Cultura del inconsciente vs. cultura del exceso

Aquí está el núcleo del problema. Una cultura que desconoce el inconsciente reduce todo a un esquema simple: si algo me falta, lo compro; si estoy vacío, me lleno. El psicoanálisis enseña lo contrario: la falta no se elimina, se escucha. La cultura del exceso fabrica “abundancia innecesaria” para callar la pregunta, para tapar la herida. El culto al multitasking, por ejemplo. Hacer diez cosas al mismo tiempo no nos vuelve más plenos, nos fragmenta. En vez de escuchar lo que verdaderamente nos habita, llenamos el día de ocupaciones. Y cuando cae la noche, sentimos la soledad como un eco amplificado.

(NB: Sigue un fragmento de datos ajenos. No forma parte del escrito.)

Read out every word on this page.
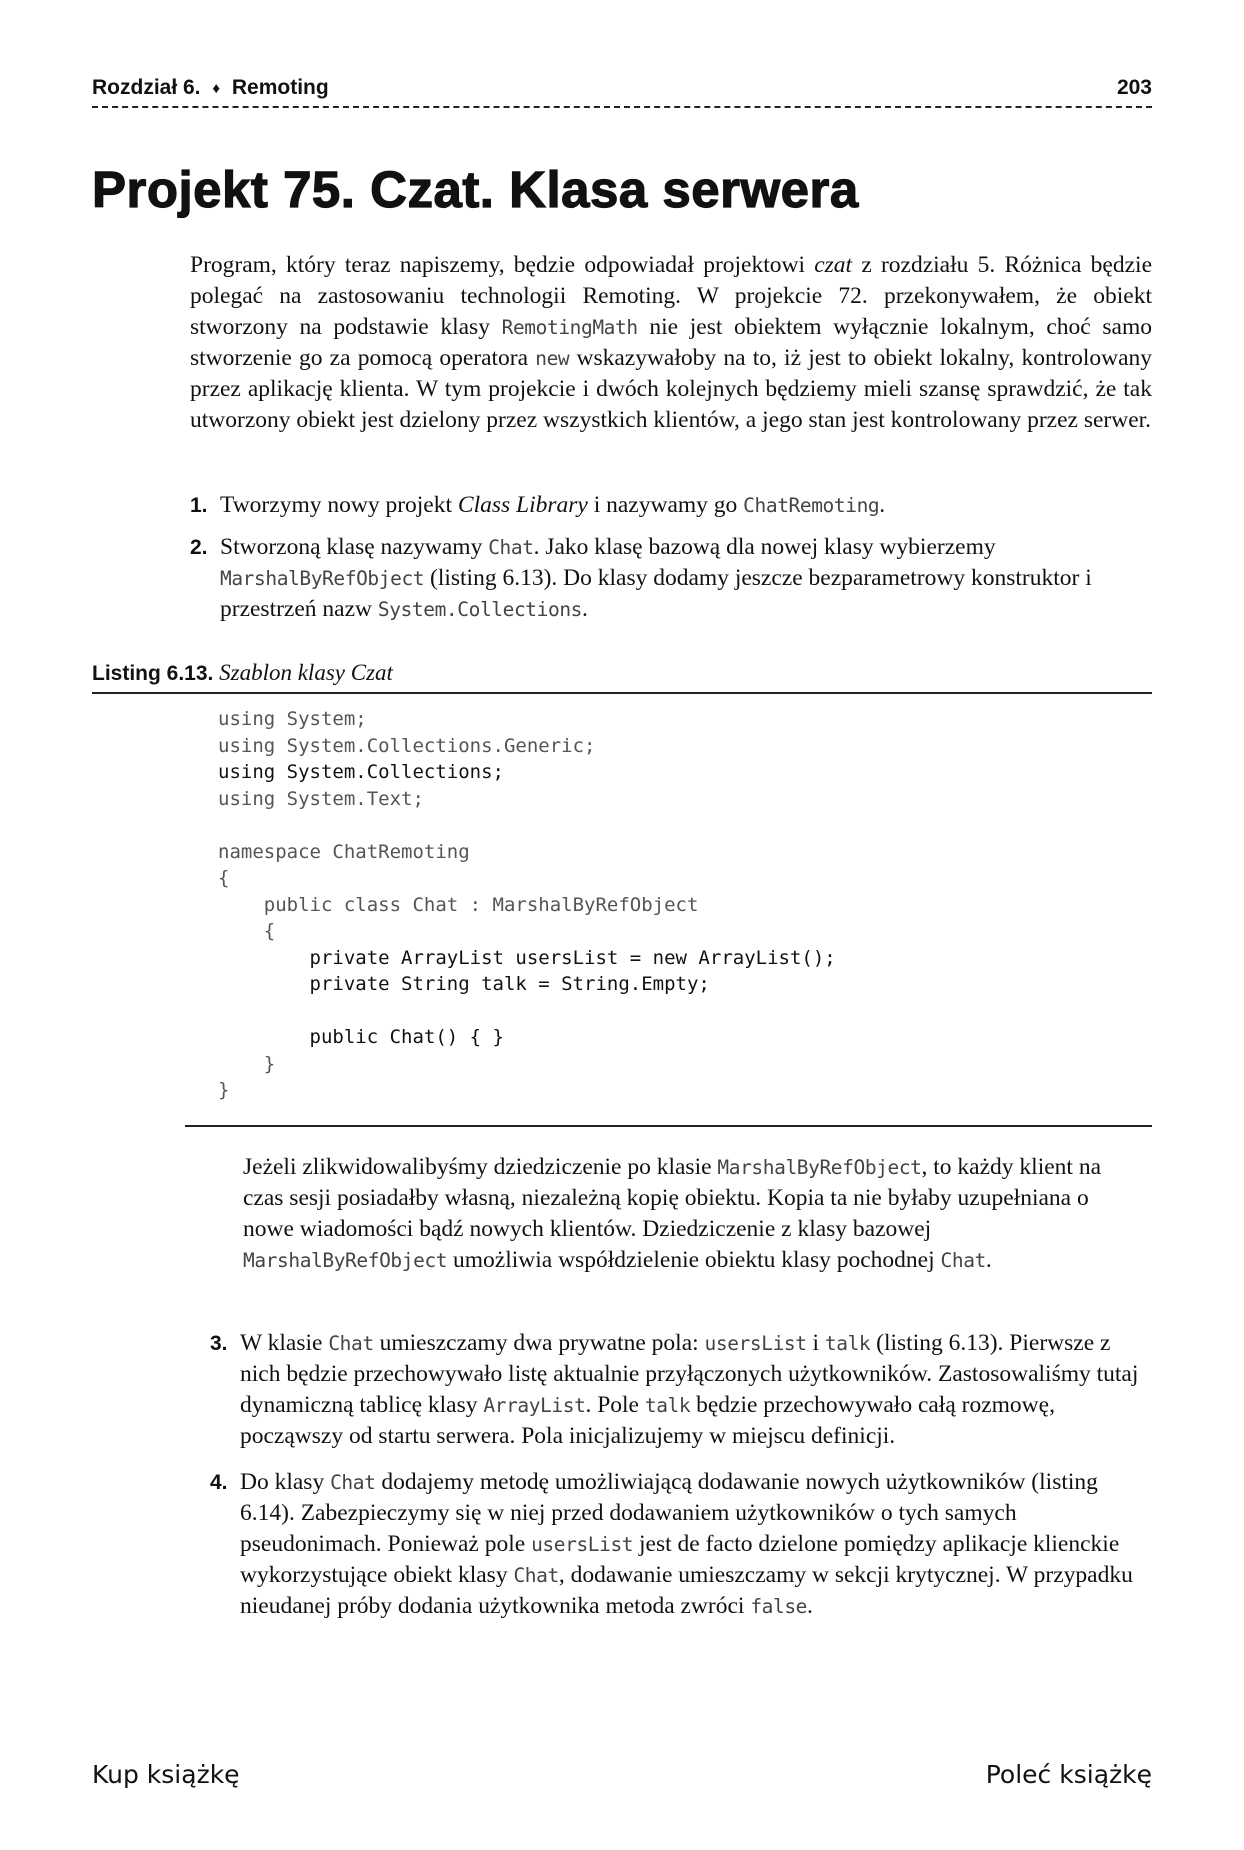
Rozdział 6. ♦ Remoting	203
Projekt 75. Czat. Klasa serwera
Program, który teraz napiszemy, będzie odpowiadał projektowi czat z rozdziału 5. Różnica będzie polegać na zastosowaniu technologii Remoting. W projekcie 72. przekonywałem, że obiekt stworzony na podstawie klasy RemotingMath nie jest obiektem wyłącznie lokalnym, choć samo stworzenie go za pomocą operatora new wskazywałoby na to, iż jest to obiekt lokalny, kontrolowany przez aplikację klienta. W tym projekcie i dwóch kolejnych będziemy mieli szansę sprawdzić, że tak utworzony obiekt jest dzielony przez wszystkich klientów, a jego stan jest kontrolowany przez serwer.
1. Tworzymy nowy projekt Class Library i nazywamy go ChatRemoting.
2. Stworzoną klasę nazywamy Chat. Jako klasę bazową dla nowej klasy wybierzemy MarshalByRefObject (listing 6.13). Do klasy dodamy jeszcze bezparametrowy konstruktor i przestrzeń nazw System.Collections.
Listing 6.13. Szablon klasy Czat
using System;
using System.Collections.Generic;
using System.Collections;
using System.Text;

namespace ChatRemoting
{
public class Chat : MarshalByRefObject
{
private ArrayList usersList = new ArrayList();
private String talk = String.Empty;

public Chat() { }
}
}
Jeżeli zlikwidowalibyśmy dziedziczenie po klasie MarshalByRefObject, to każdy klient na czas sesji posiadałby własną, niezależną kopię obiektu. Kopia ta nie byłaby uzupełniana o nowe wiadomości bądź nowych klientów. Dziedziczenie z klasy bazowej MarshalByRefObject umożliwia współdzielenie obiektu klasy pochodnej Chat.
3. W klasie Chat umieszczamy dwa prywatne pola: usersList i talk (listing 6.13). Pierwsze z nich będzie przechowywało listę aktualnie przyłączonych użytkowników. Zastosowaliśmy tutaj dynamiczną tablicę klasy ArrayList. Pole talk będzie przechowywało całą rozmowę, począwszy od startu serwera. Pola inicjalizujemy w miejscu definicji.
4. Do klasy Chat dodajemy metodę umożliwiającą dodawanie nowych użytkowników (listing 6.14). Zabezpieczymy się w niej przed dodawaniem użytkowników o tych samych pseudonimach. Ponieważ pole usersList jest de facto dzielone pomiędzy aplikacje klienckie wykorzystujące obiekt klasy Chat, dodawanie umieszczamy w sekcji krytycznej. W przypadku nieudanej próby dodania użytkownika metoda zwróci false.
Kup książkę	Poleć książkę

Si hubiera una cultura del inconsciente más extendida, aprenderíamos a tolerar la falta, a habitarla. Descubriríamos que la pausa no es vacío, sino lugar de sentido. Pero al no tener esa educación, la sociedad nos lanza a la hiperactividad y al consumo. Y así, la abundancia innecesaria se convierte en un modo de existencia aceptado, incluso celebrado, aunque sepamos que nos desgasta. Basta ver cómo tratamos a los niños: cada vez más expuestos a juguetes, pantallas y actividades, como si debieran estar siempre entretenidos. Pero, ¿qué lugar dejamos para el aburrimiento, que tantas veces es fuente de creatividad? Una cultura del inconsciente sabría que la pausa y el silencio también educan, mientras que la abundancia innecesaria sólo distrae.

Reflexión final

La abundancia innecesaria no es un signo de riqueza, sino un síntoma de negación. Es como el ruido que no nos deja escuchar una música más profunda: la del deseo, la del inconsciente, la de lo verdaderamente esencial. Reconocer esto no significa despreciar los bienes materiales, sino distinguir lo que es necesario de lo que es sólo un disfraz brillante. Quizá el desafío de nuestro tiempo no sea tener más, sino aprender a vivir con lo justo y lo necesario, para que la falta no se convierta en vacío, sino en motor de sentido. La verdadera riqueza no está en la acumulación, sino en el espacio interior que dejamos para lo que importa: el encuentro, la palabra, la pregunta. Y tal vez ese sea el camino para transformar la abundancia innecesaria en abundancia verdadera: aquella que nace del sentido compartido, no del exceso que cansa, sino del don que se entrega y permanece.